Maintaining confidentiality is “a question of access to information.” Comment Rule 1.9, Model Rules of Professional Conduct. The question of access to confidential information is to be resolved by examining the facts of the particular case under consideration, and “the burden of proving not only a lack of knowledge but also a lack of access to information should rest with the challenged attorney alleged to be disqualified.” Burnett, 303 Ark. at 155-56, 794 S.W.2d at 148.

*654In the case at bar, appellee’s counsel did not rebut this presumption. Instead, he stipulated that when Mr. Bachelor was associated with appellant’s former attorney, no measures were taken to restrict access to client information. Mr. Newell continues to assert, however, that even if confidential information exists, it is not relevant to this proceeding and, in fact, cannot be used because the statute of limitations prevents appellee from collecting arrearage beyond the last five years. He further maintains that the parol-evidence rule bars testimony as to what the parties intended by the term “gross income.”

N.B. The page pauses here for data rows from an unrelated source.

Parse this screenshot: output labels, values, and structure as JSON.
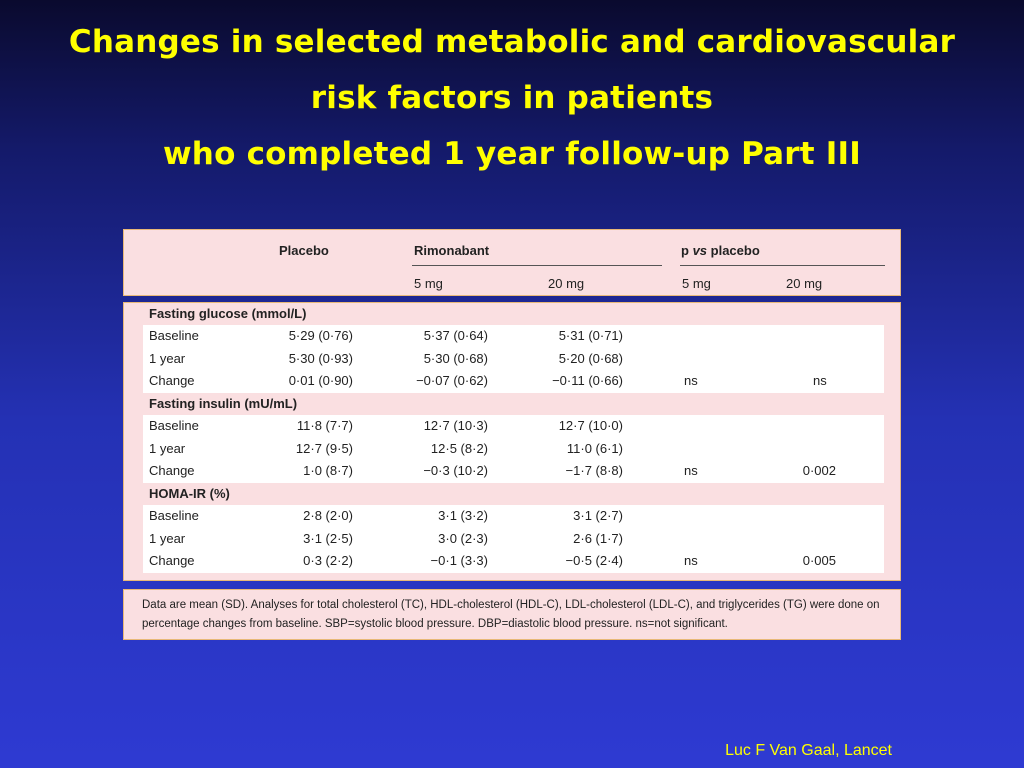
{
  "slide": {
    "title_lines": [
      "Changes in selected metabolic and cardiovascular",
      "risk factors in patients",
      "who completed 1 year follow-up Part III"
    ],
    "source": "Luc F Van Gaal, Lancet"
  },
  "table": {
    "header": {
      "placebo": "Placebo",
      "rimonabant": "Rimonabant",
      "p_vs_placebo": "p vs placebo",
      "rimo_5mg": "5 mg",
      "rimo_20mg": "20 mg",
      "p_5mg": "5 mg",
      "p_20mg": "20 mg"
    },
    "sections": [
      {
        "label": "Fasting glucose (mmol/L)",
        "rows": [
          {
            "label": "Baseline",
            "placebo": "5·29 (0·76)",
            "r5": "5·37 (0·64)",
            "r20": "5·31 (0·71)",
            "p5": "",
            "p20": ""
          },
          {
            "label": "1 year",
            "placebo": "5·30 (0·93)",
            "r5": "5·30 (0·68)",
            "r20": "5·20 (0·68)",
            "p5": "",
            "p20": ""
          },
          {
            "label": "Change",
            "placebo": "0·01 (0·90)",
            "r5": "−0·07 (0·62)",
            "r20": "−0·11 (0·66)",
            "p5": "ns",
            "p20": "ns"
          }
        ]
      },
      {
        "label": "Fasting insulin (mU/mL)",
        "rows": [
          {
            "label": "Baseline",
            "placebo": "11·8 (7·7)",
            "r5": "12·7 (10·3)",
            "r20": "12·7 (10·0)",
            "p5": "",
            "p20": ""
          },
          {
            "label": "1 year",
            "placebo": "12·7 (9·5)",
            "r5": "12·5 (8·2)",
            "r20": "11·0 (6·1)",
            "p5": "",
            "p20": ""
          },
          {
            "label": "Change",
            "placebo": "1·0 (8·7)",
            "r5": "−0·3 (10·2)",
            "r20": "−1·7 (8·8)",
            "p5": "ns",
            "p20": "0·002"
          }
        ]
      },
      {
        "label": "HOMA-IR (%)",
        "rows": [
          {
            "label": "Baseline",
            "placebo": "2·8 (2·0)",
            "r5": "3·1 (3·2)",
            "r20": "3·1 (2·7)",
            "p5": "",
            "p20": ""
          },
          {
            "label": "1 year",
            "placebo": "3·1 (2·5)",
            "r5": "3·0 (2·3)",
            "r20": "2·6 (1·7)",
            "p5": "",
            "p20": ""
          },
          {
            "label": "Change",
            "placebo": "0·3 (2·2)",
            "r5": "−0·1 (3·3)",
            "r20": "−0·5 (2·4)",
            "p5": "ns",
            "p20": "0·005"
          }
        ]
      }
    ],
    "footnote": "Data are mean (SD). Analyses for total cholesterol (TC), HDL-cholesterol (HDL-C), LDL-cholesterol (LDL-C), and triglycerides (TG) were done on percentage changes from baseline. SBP=systolic blood pressure. DBP=diastolic blood pressure. ns=not significant."
  }
}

We find this argument unpersuasive because the rules are concerned not only with the situation where an attorney has knowledge of protected information and uses that information, but also where an attorney has access to confidential information. Hence, we have said that the rules do not require a finding of prejudice in order for a conflict to exist under Rules 1.9 and 1.10. Burnett, 303 Ark. at 156, 794 S.W.2d at 148.

Because this issue may arise on retrial, we additionally address counsel’s parol evidence argument, without deciding whether there was an ambiguity with respect to the term “gross income.” We point out that ambiguities are both patent and latent. C&A Const. v. Benning Const., 256 Ark. 621, 509 S.W.2d 302 (1974). We have said that a latent ambiguity arises when the contract on its face appears clear and unambiguous, but collateral facts exist that make the contract’s meaning uncertain. Countryside Casualty Co. v. Grant, 269 Ark. 526, 601 S.W.2d 875 (1980). Parol evidence is admissible not only to bring out the latent ambiguity but also to explain the true intention of the parties. Id. at 530, 601 S.W.2d at 877-78. Therefore, it was entirely possible that the parties and the attorneys who represented them in the divorce action could have been called to testify as to the meaning of the term “gross income.”

We conclude that Mr. Bachelor had a conflict of interest under Rule 1.9, which would prevent him from representing Ms. Norman, and this conflict is imputed to his partners, including Mr. Newell. When we balance Ms. Norman’s right to choose counsel against Mr. Norman’s right to protection of confi*655dences transmitted, or likely to have been acquired, during the divorce proceeding, we conclude that disqualification of Mr. Newell and his firm is warranted.

In light of this determination, we do not reach appellant’s remaining assertions of error. This case must be reversed and remanded for a new trial.